A regulation billiards table is twice as long as it is wide, has six pockets in the conventional positions, and a total of 18 “rail sights” (the little aiming circles or diamonds along all four sides). Rail sights and pockets form 24 equally spaced divisions around the table. You are at the “head” of the table, and desire to hit the cue ball from against your rail (the head rail), over the “foot spot” (that little dot near the other end), off the far (foot) rail, and back into one of the corner pockets on your end. For non-experts, (including me!), the foot spot is always two rail sight marks from the from the foot rail and centered between the two long sides.
Assume the following:
The ball rolls only – no sliding, no “english”, no leaving the table, therefore all shots go straight since the table is level Coefficient of friction of the rolling ball on the table is 0.05 (a realistic value)

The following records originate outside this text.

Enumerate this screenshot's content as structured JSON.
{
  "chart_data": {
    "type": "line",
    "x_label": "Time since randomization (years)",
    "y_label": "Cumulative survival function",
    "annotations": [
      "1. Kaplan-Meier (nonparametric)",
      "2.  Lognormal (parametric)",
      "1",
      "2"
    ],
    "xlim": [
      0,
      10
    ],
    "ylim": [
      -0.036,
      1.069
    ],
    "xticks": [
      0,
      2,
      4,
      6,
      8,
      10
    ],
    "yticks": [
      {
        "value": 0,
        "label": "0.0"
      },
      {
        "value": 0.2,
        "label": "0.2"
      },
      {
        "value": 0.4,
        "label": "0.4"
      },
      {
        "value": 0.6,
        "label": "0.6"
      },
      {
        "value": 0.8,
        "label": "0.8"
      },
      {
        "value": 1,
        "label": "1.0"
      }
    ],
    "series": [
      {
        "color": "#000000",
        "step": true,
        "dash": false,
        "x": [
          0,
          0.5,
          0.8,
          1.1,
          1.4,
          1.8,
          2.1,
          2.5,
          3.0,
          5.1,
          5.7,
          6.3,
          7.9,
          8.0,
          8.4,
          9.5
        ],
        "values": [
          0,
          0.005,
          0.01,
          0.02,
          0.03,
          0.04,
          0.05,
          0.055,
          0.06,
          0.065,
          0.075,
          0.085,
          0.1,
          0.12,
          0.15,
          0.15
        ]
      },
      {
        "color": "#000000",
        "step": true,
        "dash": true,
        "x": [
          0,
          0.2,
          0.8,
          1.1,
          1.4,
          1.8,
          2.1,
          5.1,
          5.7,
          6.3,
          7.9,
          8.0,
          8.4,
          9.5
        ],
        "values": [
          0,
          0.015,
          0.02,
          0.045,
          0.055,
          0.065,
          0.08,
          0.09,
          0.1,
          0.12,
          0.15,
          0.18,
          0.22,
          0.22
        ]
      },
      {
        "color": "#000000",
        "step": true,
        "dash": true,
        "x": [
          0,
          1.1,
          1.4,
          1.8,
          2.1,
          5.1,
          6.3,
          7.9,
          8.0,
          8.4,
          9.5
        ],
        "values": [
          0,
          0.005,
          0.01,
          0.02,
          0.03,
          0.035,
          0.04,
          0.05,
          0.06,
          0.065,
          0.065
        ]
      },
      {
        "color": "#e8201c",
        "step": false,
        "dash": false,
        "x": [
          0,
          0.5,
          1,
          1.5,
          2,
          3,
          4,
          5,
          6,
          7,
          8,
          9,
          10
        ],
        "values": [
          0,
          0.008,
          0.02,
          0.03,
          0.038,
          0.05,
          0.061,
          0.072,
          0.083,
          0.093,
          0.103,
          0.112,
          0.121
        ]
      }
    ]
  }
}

The ball always makes a perfect collision with the bumper (i.e. no energy loss and no friction while in contact) Ignore the size of the ball and pockets – treat both as point entities.
Mass of the ball = OOOPS!, some pool shark has switched your cue ball for one of unknown weight (mass).
Q1: Where do you place the cue ball in order to make the bank shot?
Q2: What is the minimum initial speed you must give to the ball on this trajectory in order to make the shot (assume that if the ball stops exactly at the pocket, you succeeded)